In the town, the population was spread out, with 27.8% under the age of 18, 7.9% from 18 to 24, 33.0% from 25 to 44, 19.4% from 45 to 64, and 11.9% who were 65 years of age or older. The median age was 34 years. For every 100 females there were 91.2 males. For every 100 females age 18 and over, there were 85.2 males.

The median income for a household in the town was $42,642, and the median income for a family was $49,010. Males had a median income of $37,723 versus $25,951 for females. The per capita income for the town was $17,745. About 4.3% of families and 6.5% of the population were below the poverty line, including 9.8% of those under age 18 and 8.4% of those age 65 or over.
==Parks==
Landmark Park is located at Staat Street and Veteran's Court, just east of Main Street.

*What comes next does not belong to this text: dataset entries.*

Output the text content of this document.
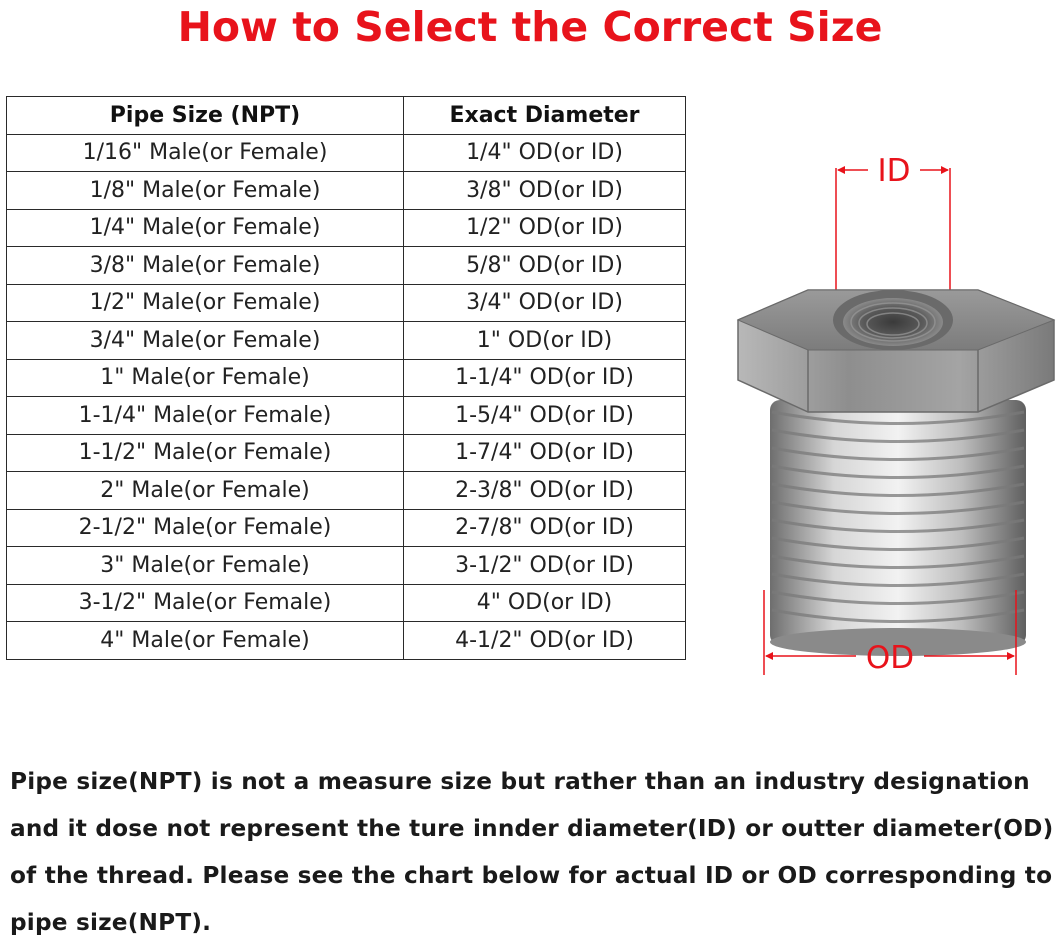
How to Select the Correct Size
Pipe Size (NPT)	Exact Diameter
1/16" Male(or Female)	1/4" OD(or ID)
1/8" Male(or Female)	3/8" OD(or ID)
1/4" Male(or Female)	1/2" OD(or ID)
3/8" Male(or Female)	5/8" OD(or ID)
1/2" Male(or Female)	3/4" OD(or ID)
3/4" Male(or Female)	1" OD(or ID)
1" Male(or Female)	1-1/4" OD(or ID)
1-1/4" Male(or Female)	1-5/4" OD(or ID)
1-1/2" Male(or Female)	1-7/4" OD(or ID)
2" Male(or Female)	2-3/8" OD(or ID)
2-1/2" Male(or Female)	2-7/8" OD(or ID)
3" Male(or Female)	3-1/2" OD(or ID)
3-1/2" Male(or Female)	4" OD(or ID)
4" Male(or Female)	4-1/2" OD(or ID)
ID
OD
Pipe size(NPT) is not a measure size but rather than an industry designation
and it dose not represent the ture innder diameter(ID) or outter diameter(OD)
of the thread. Please see the chart below for actual ID or OD corresponding to
pipe size(NPT).
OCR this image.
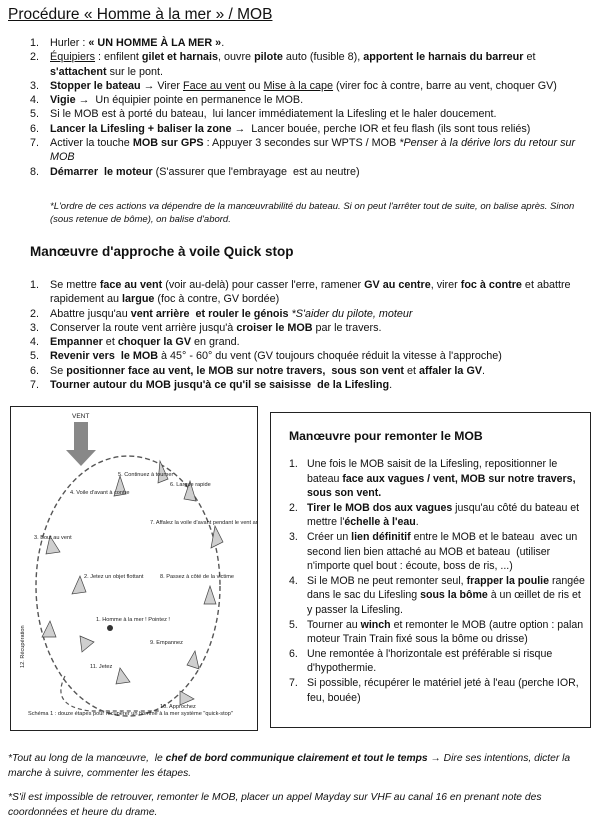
Procédure « Homme à la mer » / MOB
1. Hurler : « UN HOMME À LA MER ».
2. Équipiers : enfilent gilet et harnais, ouvre pilote auto (fusible 8), apportent le harnais du barreur et s'attachent sur le pont.
3. Stopper le bateau → Virer Face au vent ou Mise à la cape (virer foc à contre, barre au vent, choquer GV)
4. Vigie →  Un équipier pointe en permanence le MOB.
5. Si le MOB est à porté du bateau,  lui lancer immédiatement la Lifesling et le haler doucement.
6. Lancer la Lifesling + baliser la zone →  Lancer bouée, perche IOR et feu flash (ils sont tous reliés)
7. Activer la touche MOB sur GPS : Appuyer 3 secondes sur WPTS / MOB *Penser à la dérive lors du retour sur MOB
8. Démarrer  le moteur (S'assurer que l'embrayage  est au neutre)
*L'ordre de ces actions va dépendre de la manœuvrabilité du bateau. Si on peut l'arrêter tout de suite, on balise après. Sinon (sous retenue de bôme), on balise d'abord.
Manœuvre d'approche à voile Quick stop
1. Se mettre face au vent (voir au-delà) pour casser l'erre, ramener GV au centre, virer foc à contre et abattre rapidement au largue (foc à contre, GV bordée)
2. Abattre jusqu'au vent arrière  et rouler le génois *S'aider du pilote, moteur
3. Conserver la route vent arrière jusqu'à croiser le MOB par le travers.
4. Empanner et choquer la GV en grand.
5. Revenir vers  le MOB à 45° - 60° du vent (GV toujours choquée réduit la vitesse à l'approche)
6. Se positionner face au vent, le MOB sur notre travers,  sous son vent et affaler la GV.
7. Tourner autour du MOB jusqu'à ce qu'il se saisisse  de la Lifesling.
VENT
5. Continuez à tourner
6. Largue rapide
4. Voile d'avant à contre
7. Affalez la voile d'avant pendant le vent arrière
3. Bout au vent
2. Jetez un objet flottant	8. Passez à côté de la victime
1. Homme à la mer ! Pointez !
9. Empannez
11. Jetez
10. Approchez
12. Récupération
Schéma 1 : douze étapes pour récupérer un homme à la mer système "quick-stop"
Manœuvre pour remonter le MOB
1. Une fois le MOB saisit de la Lifesling, repositionner le bateau face aux vagues / vent, MOB sur notre travers, sous son vent.
2. Tirer le MOB dos aux vagues jusqu'au côté du bateau et mettre l'échelle à l'eau.
3. Créer un lien définitif entre le MOB et le bateau  avec un second lien bien attaché au MOB et bateau  (utiliser n'importe quel bout : écoute, boss de ris, ...)
4. Si le MOB ne peut remonter seul, frapper la poulie rangée dans le sac du Lifesling sous la bôme à un œillet de ris et y passer la Lifesling.
5. Tourner au winch et remonter le MOB (autre option : palan moteur Train Train fixé sous la bôme ou drisse)
6. Une remontée à l'horizontale est préférable si risque d'hypothermie.
7. Si possible, récupérer le matériel jeté à l'eau (perche IOR, feu, bouée)
*Tout au long de la manœuvre,  le chef de bord communique clairement et tout le temps → Dire ses intentions, dicter la marche à suivre, commenter les étapes.
*S'il est impossible de retrouver, remonter le MOB, placer un appel Mayday sur VHF au canal 16 en prenant note des coordonnées et heure du drame.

The entrance to Memorial Park is located just west of Church and McCarty streets.

==Education==
The town houses the administrative offices and most schools for the Mt. Vernon Community Schools Corporation including Fortville Elementary School (new building in 2025), Mt. Vernon Intermediate School, Mt. Vernon Middle School, and Mt. Vernon High School.

The town has a lending library, the Vernon Township Public Library.

==Economy==
Fortville's historic downtown is home to local retailers, restaurants, and service providers. The downtown is also an attraction for arts and culture.